Lukman Hakiem sebagai orang yang memilih PPP sejak Pemilu 1977, mengapresiasi pelaksanaan Mukernas yang mengusung kembali tema islah (rekonsiliasi) untuk mengembalikan marwah PPP. “Sejak munculnya konflik PPP, saya tidak pernah bosan menyerukan islah,” ujarnya seraya menambahkan bahwa dirinya juga menyerukan satu muktamar untuk satu PPP.

BACA JUGA  PPP Setuju Pidana Mati Bagi Koruptor

Bagi Staf Khusus Wakil Presiden Hamzah Haz (2001-2004) itu, meskipun pemerintah hanya mengakui PPP pimpinan Romahurmuzi, di lapangan masih ditemui kepengurusan PPP hasil Muktamar Jakarta.

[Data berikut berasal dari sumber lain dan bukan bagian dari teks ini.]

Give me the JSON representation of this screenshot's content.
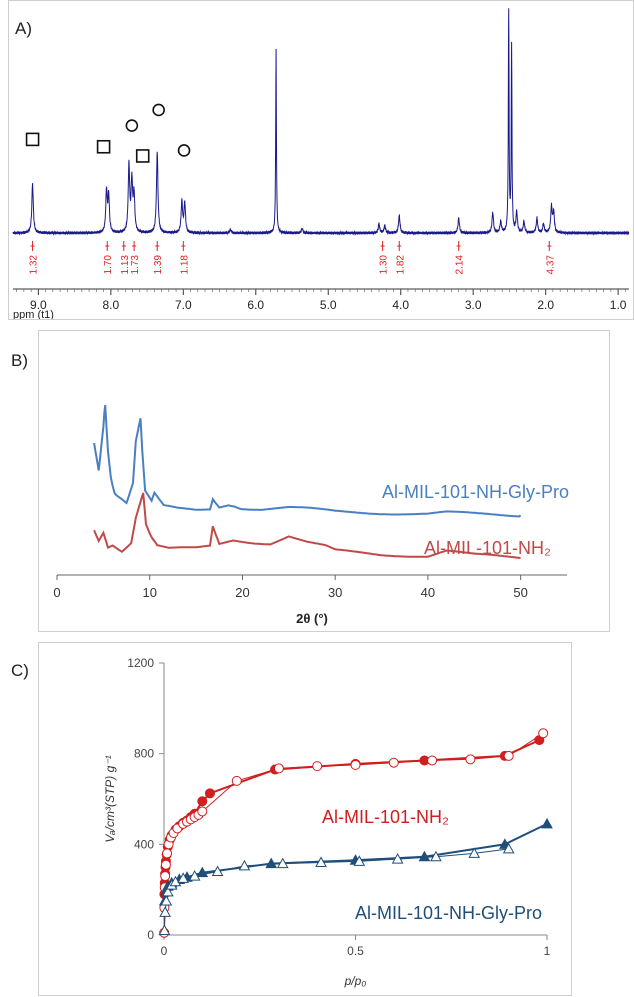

“Belakangan malah muncul PPP Khittah,” katanya lagi. Oleh karena itu, dia berharap agar dikukuhkannya pengacara Dr. Humphrey Djemat sebagai Ketua Umum PPP hasil Muktamar Jakarta meneruskan estafet kepemimpinan Djan Faridz yang mengundurkan diri, dapat memberi angin segar bagi keutuhan kembali PPP. “Ini memang tugas yang tidak ringan, tetapi harus tetap dikerjakan. Saya berharap, Pak Humphrey konsisten pada jalan islah yang penuh dengan onak dan duri itu,” ujarnya.

BACA JUGA  MPR Ingin Sidang Tahunan tak Terkesan Seremonial

Mengenai keputusan Mukernas mendukung pasangan capres-cawapres Prabowo Subianto-Sandiaga Salahuddin Uno, Lukman menyampaikan kegembiraannya karena Mukernas telah berpihak kepada hasil Ijtima Alim Ulama. “Sebagai partai warisan ulama, sudah seharusnya PPP mengikuti petunjuk para ulama.”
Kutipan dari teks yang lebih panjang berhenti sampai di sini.